There’s a prevailing perception that domestic light sweet crude will simply back out waterborne foreign imports. “We import about 6.5 MMbbl. per day of waterborne crude to the U.S. So with increasing production, whether it’s coming out of Cushing, out of a pipeline, or whether it’s coming out of the Eagle Ford, over toward Houston, or on a barge through Corpus Christi, at the end of the day there needs to be a market for that product to be able to take it anywhere, which becomes tricky with these issues,” says Armstrong.

Many refiners have spent a lot of money to process heavier, sour crude. So the reality is that the vast majority of foreign imports that come into the Gulf of Mexico are already sour or heavy barrels. Ultimately, the prices for this light sweet crude have to be adjusted to displace those heavier sour barrels.

“You may have refiners running 300,000 bbl. a day and they’ve got 200,000 bbl. a day slated for heavy sour crude. If you want to force another 100,000 bbl a day of light sweet crude, they are going to have to change the refining process to be able to handle that. So they are going to charge for that. You would think light sweet crude should get the highest price, when in reality in a regional market you may find out that it actually gets a lower price than heavy crude,” says Armstrong.

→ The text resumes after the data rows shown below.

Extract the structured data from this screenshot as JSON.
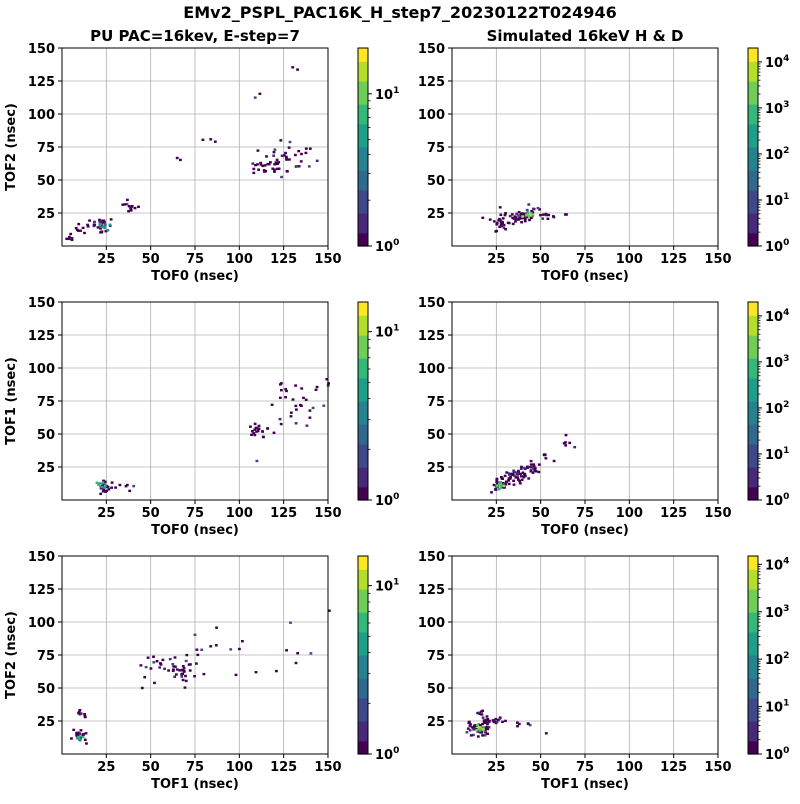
{
  "figure_title": "EMv2_PSPL_PAC16K_H_step7_20230122T024946",
  "colors": {
    "viridis": [
      "#440154",
      "#482878",
      "#3e4989",
      "#31688e",
      "#26828e",
      "#1f9e89",
      "#35b779",
      "#6ece58",
      "#b5de2b",
      "#fde725"
    ],
    "grid": "#b0b0b0",
    "axis": "#000000"
  },
  "chart_data": [
    {
      "type": "heatmap",
      "title": "PU PAC=16kev, E-step=7",
      "xlabel": "TOF0 (nsec)",
      "ylabel": "TOF2 (nsec)",
      "xlim": [
        0,
        150
      ],
      "ylim": [
        0,
        150
      ],
      "xticks": [
        25,
        50,
        75,
        100,
        125,
        150
      ],
      "yticks": [
        25,
        50,
        75,
        100,
        125,
        150
      ],
      "grid": true,
      "colorbar": {
        "scale": "log",
        "range": [
          1,
          20
        ],
        "ticks": [
          {
            "v": 1,
            "exp": "0"
          },
          {
            "v": 10,
            "exp": "1"
          }
        ]
      },
      "clusters": [
        {
          "x": 4,
          "y": 4,
          "sx": 2,
          "sy": 2,
          "n": 6
        },
        {
          "x": 12,
          "y": 12,
          "sx": 3,
          "sy": 3,
          "n": 10
        },
        {
          "x": 22,
          "y": 15,
          "sx": 3,
          "sy": 3,
          "n": 22
        },
        {
          "x": 24,
          "y": 14,
          "sx": 1.5,
          "sy": 1.5,
          "n": 8,
          "lv": 4
        },
        {
          "x": 38,
          "y": 29,
          "sx": 3,
          "sy": 2,
          "n": 12
        },
        {
          "x": 113,
          "y": 58,
          "sx": 5,
          "sy": 3,
          "n": 22
        },
        {
          "x": 128,
          "y": 65,
          "sx": 8,
          "sy": 6,
          "n": 35
        },
        {
          "x": 110,
          "y": 114,
          "sx": 2,
          "sy": 2,
          "n": 2
        },
        {
          "x": 130,
          "y": 135,
          "sx": 4,
          "sy": 4,
          "n": 2
        },
        {
          "x": 80,
          "y": 80,
          "sx": 3,
          "sy": 2,
          "n": 3
        },
        {
          "x": 66,
          "y": 65,
          "sx": 2,
          "sy": 2,
          "n": 2
        }
      ]
    },
    {
      "type": "heatmap",
      "title": "Simulated 16keV H & D",
      "xlabel": "TOF0 (nsec)",
      "ylabel": "",
      "xlim": [
        0,
        150
      ],
      "ylim": [
        0,
        150
      ],
      "xticks": [
        25,
        50,
        75,
        100,
        125,
        150
      ],
      "yticks": [
        25,
        50,
        75,
        100,
        125,
        150
      ],
      "grid": true,
      "colorbar": {
        "scale": "log",
        "range": [
          1,
          20000
        ],
        "ticks": [
          {
            "v": 1,
            "exp": "0"
          },
          {
            "v": 10,
            "exp": "1"
          },
          {
            "v": 100,
            "exp": "2"
          },
          {
            "v": 1000,
            "exp": "3"
          },
          {
            "v": 10000,
            "exp": "4"
          }
        ]
      },
      "clusters": [
        {
          "x": 27,
          "y": 17,
          "sx": 3,
          "sy": 3,
          "n": 30
        },
        {
          "x": 38,
          "y": 22,
          "sx": 3,
          "sy": 2,
          "n": 40
        },
        {
          "x": 42,
          "y": 22,
          "sx": 1.5,
          "sy": 1.5,
          "n": 10,
          "lv": 7
        },
        {
          "x": 55,
          "y": 22,
          "sx": 6,
          "sy": 1,
          "n": 12
        },
        {
          "x": 46,
          "y": 28,
          "sx": 2,
          "sy": 2,
          "n": 6
        }
      ]
    },
    {
      "type": "heatmap",
      "title": "",
      "xlabel": "TOF0 (nsec)",
      "ylabel": "TOF1 (nsec)",
      "xlim": [
        0,
        150
      ],
      "ylim": [
        0,
        150
      ],
      "xticks": [
        25,
        50,
        75,
        100,
        125,
        150
      ],
      "yticks": [
        25,
        50,
        75,
        100,
        125,
        150
      ],
      "grid": true,
      "colorbar": {
        "scale": "log",
        "range": [
          1,
          15
        ],
        "ticks": [
          {
            "v": 1,
            "exp": "0"
          },
          {
            "v": 10,
            "exp": "1"
          }
        ]
      },
      "clusters": [
        {
          "x": 22,
          "y": 9,
          "sx": 2.5,
          "sy": 2,
          "n": 22
        },
        {
          "x": 22,
          "y": 10,
          "sx": 1.2,
          "sy": 1.2,
          "n": 8,
          "lv": 5
        },
        {
          "x": 33,
          "y": 10,
          "sx": 3,
          "sy": 2,
          "n": 6
        },
        {
          "x": 110,
          "y": 51,
          "sx": 5,
          "sy": 3,
          "n": 20
        },
        {
          "x": 130,
          "y": 72,
          "sx": 8,
          "sy": 10,
          "n": 30
        },
        {
          "x": 147,
          "y": 88,
          "sx": 2,
          "sy": 4,
          "n": 3
        },
        {
          "x": 108,
          "y": 28,
          "sx": 1,
          "sy": 1,
          "n": 1
        }
      ]
    },
    {
      "type": "heatmap",
      "title": "",
      "xlabel": "TOF0 (nsec)",
      "ylabel": "",
      "xlim": [
        0,
        150
      ],
      "ylim": [
        0,
        150
      ],
      "xticks": [
        25,
        50,
        75,
        100,
        125,
        150
      ],
      "yticks": [
        25,
        50,
        75,
        100,
        125,
        150
      ],
      "grid": true,
      "colorbar": {
        "scale": "log",
        "range": [
          1,
          20000
        ],
        "ticks": [
          {
            "v": 1,
            "exp": "0"
          },
          {
            "v": 10,
            "exp": "1"
          },
          {
            "v": 100,
            "exp": "2"
          },
          {
            "v": 1000,
            "exp": "3"
          },
          {
            "v": 10000,
            "exp": "4"
          }
        ]
      },
      "clusters": [
        {
          "x": 26,
          "y": 10,
          "sx": 2.5,
          "sy": 2,
          "n": 30
        },
        {
          "x": 27,
          "y": 10,
          "sx": 1.2,
          "sy": 1.2,
          "n": 8,
          "lv": 7
        },
        {
          "x": 36,
          "y": 17,
          "sx": 4,
          "sy": 3,
          "n": 40
        },
        {
          "x": 44,
          "y": 23,
          "sx": 3,
          "sy": 2,
          "n": 20
        },
        {
          "x": 52,
          "y": 32,
          "sx": 2,
          "sy": 2,
          "n": 6
        },
        {
          "x": 63,
          "y": 42,
          "sx": 2,
          "sy": 2,
          "n": 6
        }
      ]
    },
    {
      "type": "heatmap",
      "title": "",
      "xlabel": "TOF1 (nsec)",
      "ylabel": "TOF2 (nsec)",
      "xlim": [
        0,
        150
      ],
      "ylim": [
        0,
        150
      ],
      "xticks": [
        25,
        50,
        75,
        100,
        125,
        150
      ],
      "yticks": [
        25,
        50,
        75,
        100,
        125,
        150
      ],
      "grid": true,
      "colorbar": {
        "scale": "log",
        "range": [
          1,
          15
        ],
        "ticks": [
          {
            "v": 1,
            "exp": "0"
          },
          {
            "v": 10,
            "exp": "1"
          }
        ]
      },
      "clusters": [
        {
          "x": 9,
          "y": 13,
          "sx": 2,
          "sy": 3,
          "n": 22
        },
        {
          "x": 9,
          "y": 12,
          "sx": 1,
          "sy": 1,
          "n": 6,
          "lv": 5
        },
        {
          "x": 9,
          "y": 29,
          "sx": 1.5,
          "sy": 2,
          "n": 8
        },
        {
          "x": 60,
          "y": 64,
          "sx": 9,
          "sy": 7,
          "n": 45
        },
        {
          "x": 85,
          "y": 80,
          "sx": 12,
          "sy": 10,
          "n": 14
        },
        {
          "x": 125,
          "y": 80,
          "sx": 14,
          "sy": 15,
          "n": 8
        }
      ]
    },
    {
      "type": "heatmap",
      "title": "",
      "xlabel": "TOF1 (nsec)",
      "ylabel": "",
      "xlim": [
        0,
        150
      ],
      "ylim": [
        0,
        150
      ],
      "xticks": [
        25,
        50,
        75,
        100,
        125,
        150
      ],
      "yticks": [
        25,
        50,
        75,
        100,
        125,
        150
      ],
      "grid": true,
      "colorbar": {
        "scale": "log",
        "range": [
          1,
          15000
        ],
        "ticks": [
          {
            "v": 1,
            "exp": "0"
          },
          {
            "v": 10,
            "exp": "1"
          },
          {
            "v": 100,
            "exp": "2"
          },
          {
            "v": 1000,
            "exp": "3"
          },
          {
            "v": 10000,
            "exp": "4"
          }
        ]
      },
      "clusters": [
        {
          "x": 15,
          "y": 18,
          "sx": 4,
          "sy": 2.5,
          "n": 40
        },
        {
          "x": 15,
          "y": 18,
          "sx": 1.5,
          "sy": 1.2,
          "n": 10,
          "lv": 7
        },
        {
          "x": 20,
          "y": 24,
          "sx": 4,
          "sy": 1.5,
          "n": 25
        },
        {
          "x": 15,
          "y": 30,
          "sx": 1.5,
          "sy": 1.5,
          "n": 6
        },
        {
          "x": 38,
          "y": 22,
          "sx": 4,
          "sy": 1,
          "n": 6
        },
        {
          "x": 52,
          "y": 15,
          "sx": 1,
          "sy": 1,
          "n": 1
        }
      ]
    }
  ]
}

Moreover, about 10% of the 5.3 MMbbl. per day of product that comes in to the Gulf Coast is light sweet crude.

“If you increase that to include light sweet and the medium grade, that number gets up to about 25% of that, so you are about 1.1 MMbbl. per day ultimately, from what is available. Again, there is not an easy solution for this product and ultimately a lot of this light sweet crude coming to market is going to have to be discounted, or the refiners are going to have to make major changes,” he says.

In October 2011, the differential got out to roughly about $25 to $26 per bbl. between WTI and Brent. Armstrong explains, “Basically, depending on where your production was located, you could be $25 discounted. There were several events that also caused this WTI-Brent differential.

Between the Fall of 2010 and the Spring of 2011, Cushing inventories increased about 25%. They went from 32 MMbbl. to roughly 40 MMbbl. and that started to cause some congestion, and people started storing more and more crude. Around that same time, the unrest in Tunesia and Egypt started, which added a lot of tension. Also, we hit peak inventory at Cushing in April of 2011 at 41.9 MMbbl.”

In addition, political and social unrest rolled across into North Africa, and into Libya, which caused the price of Brent to skyrocket. Once the differential hit $10, commodity funds started to follow crude oil and commodities in general.

“The stock market was not appealing at that point in time, and so a lot of money went into commodities, and particularly into crude oil. In particular, the Brent and WTI profile changed. However, once Gaddafi was shot, that started a decline in the differential because Libya production, which is a substitute for Brent, was going to be coming back on the market,” he says.

Ultimately, Armstrong predicts that this differential will remain ever-present for regional markets throughout 2012.

“I think the price of crude oil will be very volatile but robust, and the regional differentials will increase and decrease in fits and starts. These differentials are going to continue challenge conventional wisdom,” he cautions.